A chuva cai forte lá fora, batendo nas janelas amplas do escritório. O relógio marca quase dez da noite. A mesa de madeira maciça está coberta de pastas, copos de uísque e um cinzeiro de cristal.
Antônio Mancini está sentado à cabeceira, o semblante sereno, embora os olhos revelem o cansaço de quem comanda um império que nunca dorme.
Do outro lado da mesa, Andrew Roberts um homem robusto, bem vestido, cabelos grisalhos penteados para trás e um sorriso de quem nunca faz nada sem cálculo.
Um inglês de modos refinados, mas com um ar de crueldade velada.
— Antônio…— ele começa, acendendo um charuto — você sabe que admiro a forma como conduz seus negócios. Disciplina, elegância… e resultados. É raro encontrar isso hoje.
Antônio gira o copo entre os dedos, sem pressa.
— Elogios vindos de você costumam custar caro, Andrew.
Andrew ri baixinho.
— Justamente por isso, trago uma proposta à altura.
Ele apoia o charuto no cinzeiro, inclinando-se levemente sobre a mesa.
— Estou expandindo operações para a Itália. Tenho contatos em Milão, mas preciso de alguém com o poder de abrir certas… portas. E quem melhor que um Mancini para isso?
Antônio ergue o olhar, desconfiado.
— A Itália não é um terreno fácil, Andrew. Você sabe que o nome Mancini pesa, tanto quanto atrai atenção.
— Justamente por isso. — Andrew sorri. — Você tem o nome, eu tenho o investimento. Uma parceria perfeita.
Antônio o observa em silêncio por alguns segundos, depois pergunta:
— E o que ganharia eu, além de carregar o risco?
Andrew se recosta na cadeira, dá um gole no uísque e responde com tranquilidade:
— Uma aliança estável. Uma que consolidaria nossos dois impérios de uma vez por todas.
Antônio inclina levemente a cabeça.
— Continue.
Andrew abre um sorriso calculado.
—Thomas. Jovem, inteligente, preparado. Herdeiro natural dos meus negócios. E você tem uma filha… linda, educada, e com um sobrenome que ainda faz as pessoas abaixarem a cabeça.
O ar na sala muda.
Antônio pousa o copo devagar sobre a mesa, o olhar endurecendo
— Está sugerindo o que eu penso que está sugerindo?
— Um casamento, Antônio. Uma aliança verdadeira. Mancini e Roberts. Poder na Itália e na Inglaterra. Controle sobre os dois mercados. É o tipo de união que o mundo respeita… e teme.

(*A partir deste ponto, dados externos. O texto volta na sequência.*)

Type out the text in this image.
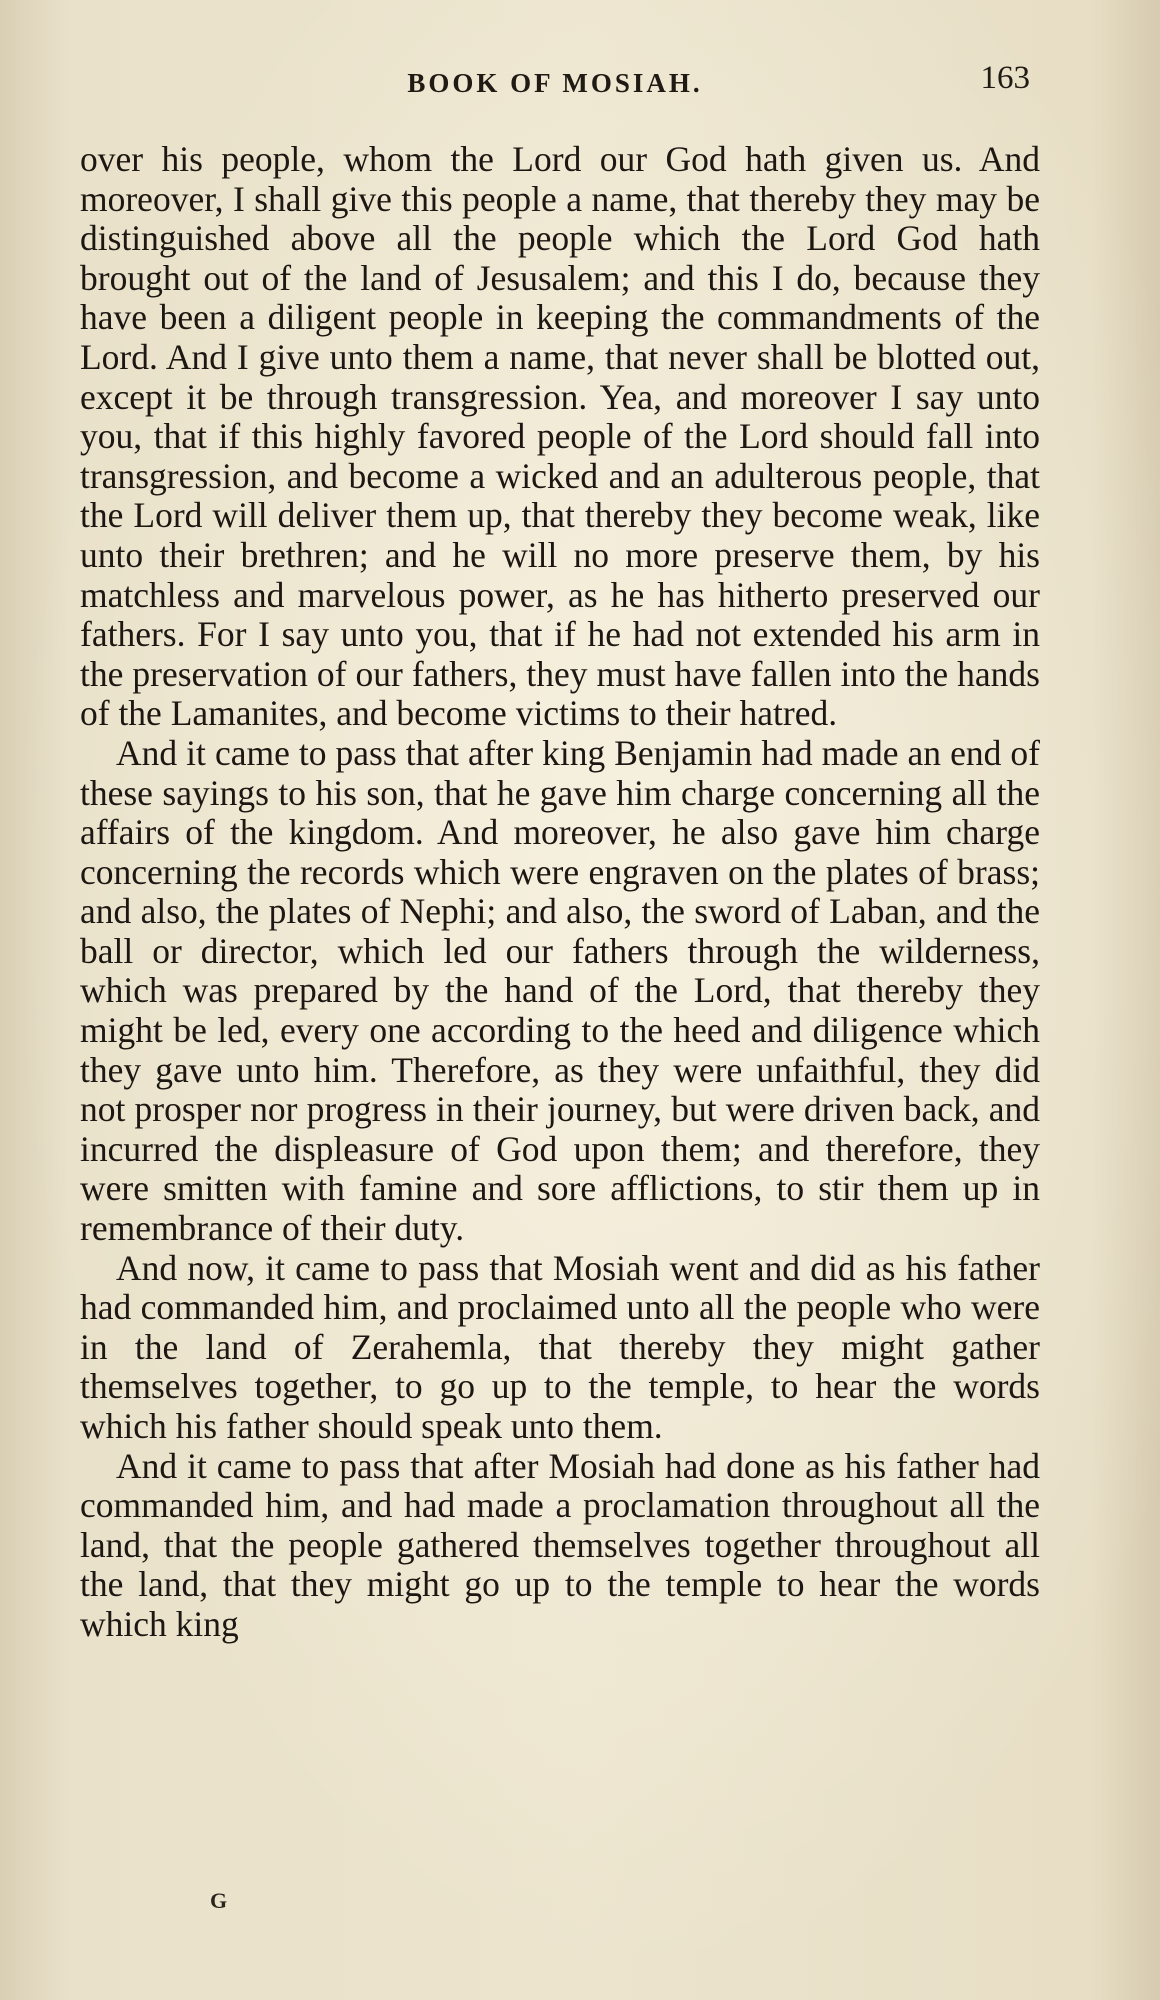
BOOK OF MOSIAH.	163

over his people, whom the Lord our God hath given us. And moreover, I shall give this people a name, that thereby they may be distinguished above all the people which the Lord God hath brought out of the land of Jesusalem; and this I do, because they have been a diligent people in keeping the commandments of the Lord. And I give unto them a name, that never shall be blotted out, except it be through transgression. Yea, and moreover I say unto you, that if this highly favored people of the Lord should fall into transgression, and become a wicked and an adulterous people, that the Lord will deliver them up, that thereby they become weak, like unto their brethren; and he will no more preserve them, by his matchless and marvelous power, as he has hitherto preserved our fathers. For I say unto you, that if he had not extended his arm in the preservation of our fathers, they must have fallen into the hands of the Lamanites, and become victims to their hatred.

And it came to pass that after king Benjamin had made an end of these sayings to his son, that he gave him charge concerning all the affairs of the kingdom. And moreover, he also gave him charge concerning the records which were engraven on the plates of brass; and also, the plates of Nephi; and also, the sword of Laban, and the ball or director, which led our fathers through the wilderness, which was prepared by the hand of the Lord, that thereby they might be led, every one according to the heed and diligence which they gave unto him. Therefore, as they were unfaithful, they did not prosper nor progress in their journey, but were driven back, and incurred the displeasure of God upon them; and therefore, they were smitten with famine and sore afflictions, to stir them up in remembrance of their duty.

And now, it came to pass that Mosiah went and did as his father had commanded him, and proclaimed unto all the people who were in the land of Zerahemla, that thereby they might gather themselves together, to go up to the temple, to hear the words which his father should speak unto them.

And it came to pass that after Mosiah had done as his father had commanded him, and had made a proclamation throughout all the land, that the people gathered themselves together throughout all the land, that they might go up to the temple to hear the words which king

G
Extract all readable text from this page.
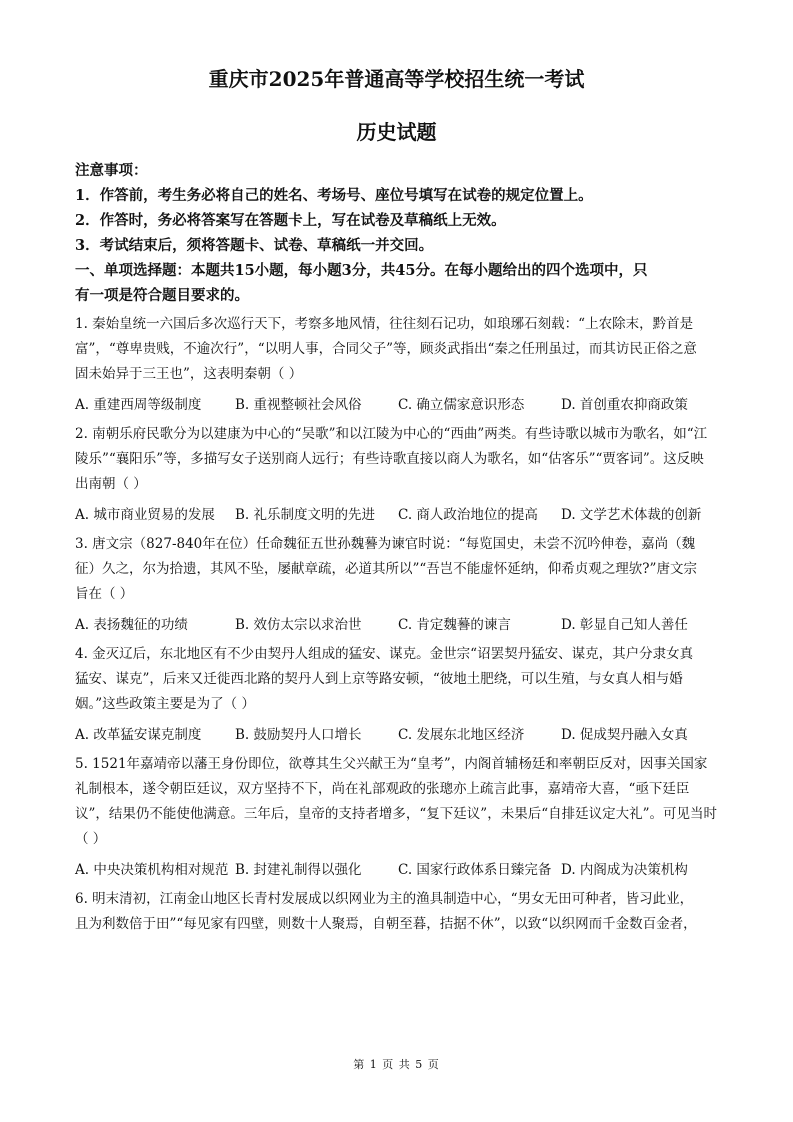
重庆市2025年普通高等学校招生统一考试
历史试题
注意事项：
1．作答前，考生务必将自己的姓名、考场号、座位号填写在试卷的规定位置上。
2．作答时，务必将答案写在答题卡上，写在试卷及草稿纸上无效。
3．考试结束后，须将答题卡、试卷、草稿纸一并交回。
一、单项选择题：本题共15小题，每小题3分，共45分。在每小题给出的四个选项中，只
有一项是符合题目要求的。
1. 秦始皇统一六国后多次巡行天下，考察多地风情，往往刻石记功，如琅琊石刻载：“上农除末，黔首是
富”，“尊卑贵贱，不逾次行”，“以明人事，合同父子”等，顾炎武指出“秦之任刑虽过，而其访民正俗之意
固未始异于三王也”，这表明秦朝（ ）
A. 重建西周等级制度	B. 重视整顿社会风俗	C. 确立儒家意识形态	D. 首创重农抑商政策
2. 南朝乐府民歌分为以建康为中心的“吴歌”和以江陵为中心的“西曲”两类。有些诗歌以城市为歌名，如“江
陵乐”“襄阳乐”等，多描写女子送别商人远行；有些诗歌直接以商人为歌名，如“估客乐”“贾客词”。这反映
出南朝（ ）
A. 城市商业贸易的发展	B. 礼乐制度文明的先进	C. 商人政治地位的提高	D. 文学艺术体裁的创新
3. 唐文宗（827-840年在位）任命魏征五世孙魏謩为谏官时说：“每览国史，未尝不沉吟伸卷，嘉尚（魏
征）久之，尔为拾遗，其风不坠，屡献章疏，必道其所以”“吾岂不能虚怀延纳，仰希贞观之理欤?”唐文宗
旨在（ ）
A. 表扬魏征的功绩	B. 效仿太宗以求治世	C. 肯定魏謩的谏言	D. 彰显自己知人善任
4. 金灭辽后，东北地区有不少由契丹人组成的猛安、谋克。金世宗“诏罢契丹猛安、谋克，其户分隶女真
猛安、谋克”，后来又迁徙西北路的契丹人到上京等路安顿，“彼地土肥绕，可以生殖，与女真人相与婚
姻。”这些政策主要是为了（ ）
A. 改革猛安谋克制度	B. 鼓励契丹人口增长	C. 发展东北地区经济	D. 促成契丹融入女真
5. 1521年嘉靖帝以藩王身份即位，欲尊其生父兴献王为“皇考”，内阁首辅杨廷和率朝臣反对，因事关国家
礼制根本，遂令朝臣廷议，双方坚持不下，尚在礼部观政的张璁亦上疏言此事，嘉靖帝大喜，“亟下廷臣
议”，结果仍不能使他满意。三年后，皇帝的支持者增多，“复下廷议”，未果后“自排廷议定大礼”。可见当时
（ ）
A. 中央决策机构相对规范 B. 封建礼制得以强化	C. 国家行政体系日臻完备 D. 内阁成为决策机构
6. 明末清初，江南金山地区长青村发展成以织网业为主的渔具制造中心，“男女无田可种者，皆习此业，
且为利数倍于田”“每见家有四壁，则数十人聚焉，自朝至暮，拮据不休”，以致“以织网而千金数百金者，
第 1 页 共 5 页
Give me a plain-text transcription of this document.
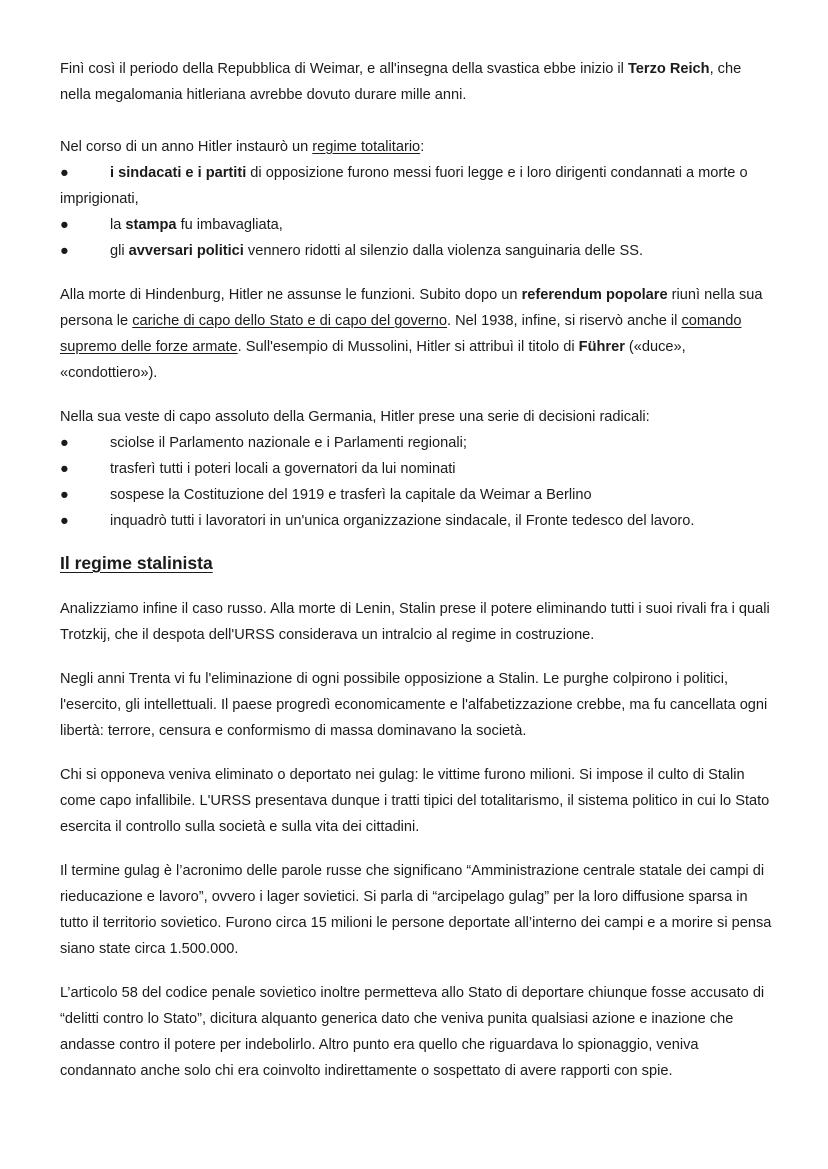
Finì così il periodo della Repubblica di Weimar, e all'insegna della svastica ebbe inizio il Terzo Reich, che nella megalomania hitleriana avrebbe dovuto durare mille anni.

Nel corso di un anno Hitler instaurò un regime totalitario:

●	i sindacati e i partiti di opposizione furono messi fuori legge e i loro dirigenti condannati a morte o imprigionati,
●	la stampa fu imbavagliata,
●	gli avversari politici vennero ridotti al silenzio dalla violenza sanguinaria delle SS.

Alla morte di Hindenburg, Hitler ne assunse le funzioni. Subito dopo un referendum popolare riunì nella sua persona le cariche di capo dello Stato e di capo del governo. Nel 1938, infine, si riservò anche il comando supremo delle forze armate. Sull'esempio di Mussolini, Hitler si attribuì il titolo di Führer («duce», «condottiero»).

Nella sua veste di capo assoluto della Germania, Hitler prese una serie di decisioni radicali:

●	sciolse il Parlamento nazionale e i Parlamenti regionali;
●	trasferì tutti i poteri locali a governatori da lui nominati
●	sospese la Costituzione del 1919 e trasferì la capitale da Weimar a Berlino
●	inquadrò tutti i lavoratori in un'unica organizzazione sindacale, il Fronte tedesco del lavoro.
Il regime stalinista

Analizziamo infine il caso russo. Alla morte di Lenin, Stalin prese il potere eliminando tutti i suoi rivali fra i quali Trotzkij, che il despota dell'URSS considerava un intralcio al regime in costruzione.

Negli anni Trenta vi fu l'eliminazione di ogni possibile opposizione a Stalin. Le purghe colpirono i politici, l'esercito, gli intellettuali. Il paese progredì economicamente e l'alfabetizzazione crebbe, ma fu cancellata ogni libertà: terrore, censura e conformismo di massa dominavano la società.

Chi si opponeva veniva eliminato o deportato nei gulag: le vittime furono milioni. Si impose il culto di Stalin come capo infallibile. L'URSS presentava dunque i tratti tipici del totalitarismo, il sistema politico in cui lo Stato esercita il controllo sulla società e sulla vita dei cittadini.

Il termine gulag è l’acronimo delle parole russe che significano “Amministrazione centrale statale dei campi di rieducazione e lavoro”, ovvero i lager sovietici. Si parla di “arcipelago gulag” per la loro diffusione sparsa in tutto il territorio sovietico. Furono circa 15 milioni le persone deportate all’interno dei campi e a morire si pensa siano state circa 1.500.000.

L’articolo 58 del codice penale sovietico inoltre permetteva allo Stato di deportare chiunque fosse accusato di “delitti contro lo Stato”, dicitura alquanto generica dato che veniva punita qualsiasi azione e inazione che andasse contro il potere per indebolirlo. Altro punto era quello che riguardava lo spionaggio, veniva condannato anche solo chi era coinvolto indirettamente o sospettato di avere rapporti con spie.
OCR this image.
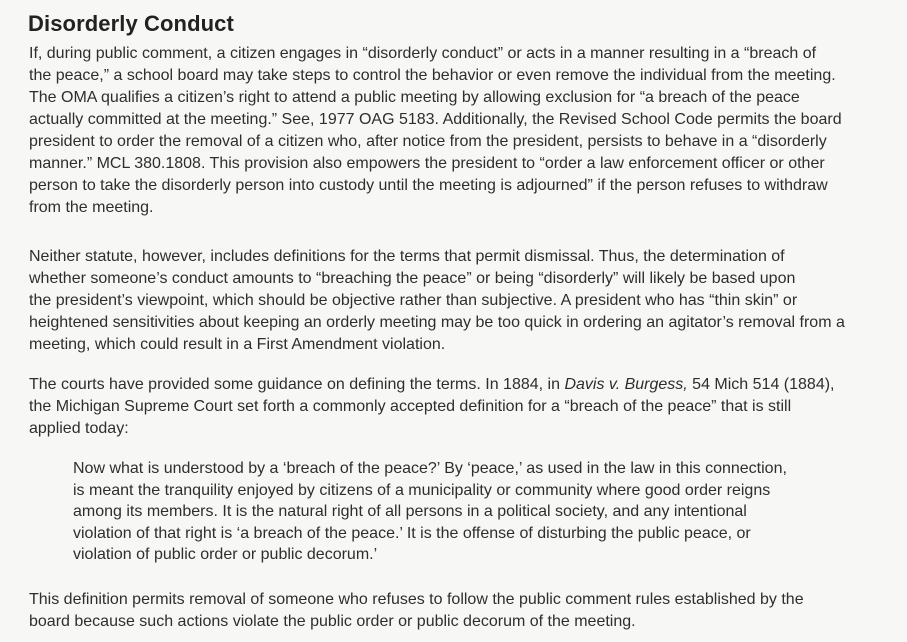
Disorderly Conduct

If, during public comment, a citizen engages in “disorderly conduct” or acts in a manner resulting in a “breach of
the peace,” a school board may take steps to control the behavior or even remove the individual from the meeting.
The OMA qualifies a citizen’s right to attend a public meeting by allowing exclusion for “a breach of the peace
actually committed at the meeting.” See, 1977 OAG 5183. Additionally, the Revised School Code permits the board
president to order the removal of a citizen who, after notice from the president, persists to behave in a “disorderly
manner.” MCL 380.1808. This provision also empowers the president to “order a law enforcement officer or other
person to take the disorderly person into custody until the meeting is adjourned” if the person refuses to withdraw
from the meeting.

Neither statute, however, includes definitions for the terms that permit dismissal. Thus, the determination of
whether someone’s conduct amounts to “breaching the peace” or being “disorderly” will likely be based upon
the president’s viewpoint, which should be objective rather than subjective. A president who has “thin skin” or
heightened sensitivities about keeping an orderly meeting may be too quick in ordering an agitator’s removal from a
meeting, which could result in a First Amendment violation.

The courts have provided some guidance on defining the terms. In 1884, in Davis v. Burgess, 54 Mich 514 (1884),
the Michigan Supreme Court set forth a commonly accepted definition for a “breach of the peace” that is still
applied today:

Now what is understood by a ‘breach of the peace?’ By ‘peace,’ as used in the law in this connection,
is meant the tranquility enjoyed by citizens of a municipality or community where good order reigns
among its members. It is the natural right of all persons in a political society, and any intentional
violation of that right is ‘a breach of the peace.’ It is the offense of disturbing the public peace, or
violation of public order or public decorum.’

This definition permits removal of someone who refuses to follow the public comment rules established by the
board because such actions violate the public order or public decorum of the meeting.
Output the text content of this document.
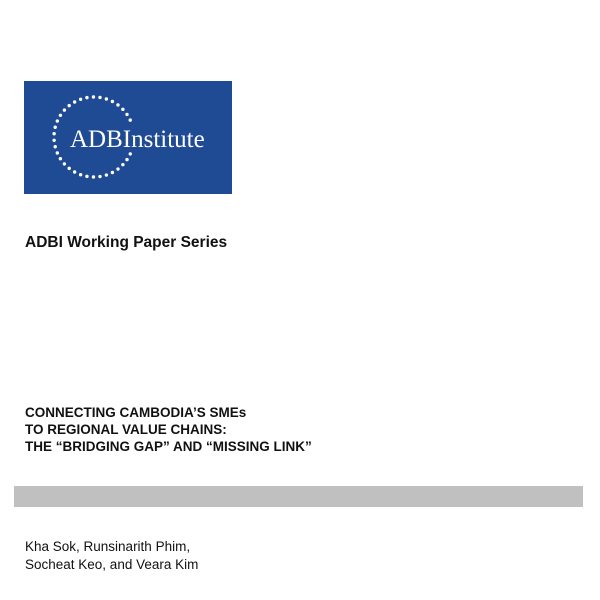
ADBInstitute
ADBI Working Paper Series
CONNECTING CAMBODIA’S SMEs
TO REGIONAL VALUE CHAINS:
THE “BRIDGING GAP” AND “MISSING LINK”
Kha Sok, Runsinarith Phim,
Socheat Keo, and Veara Kim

Antônio se levanta lentamente, indo até a janela. A chuva reflete a luz da sala em seu rosto.
— Casar minha filha como se fosse parte de um contrato comercial?
Andrew dá de ombros.
— Ora, você sabe como esse mundo funciona. Amor é um luxo que a gente não pode se permitir. Além disso… — ele faz uma pausa e tira um envelope dourado do paletó — há uma oferta concreta.
Ele desliza o envelope pela mesa. Dentro, cifras altas, impressionantes, suficientes para financiar uma operação inteira.
— Um adiantamento simbólico. — completa Andrew, satisfeito. — E mais, se concordar em oficializar a parceria. Thomas pode vir aqui nas próximas semanas. Um jantar, uma apresentação formal. Nada forçado.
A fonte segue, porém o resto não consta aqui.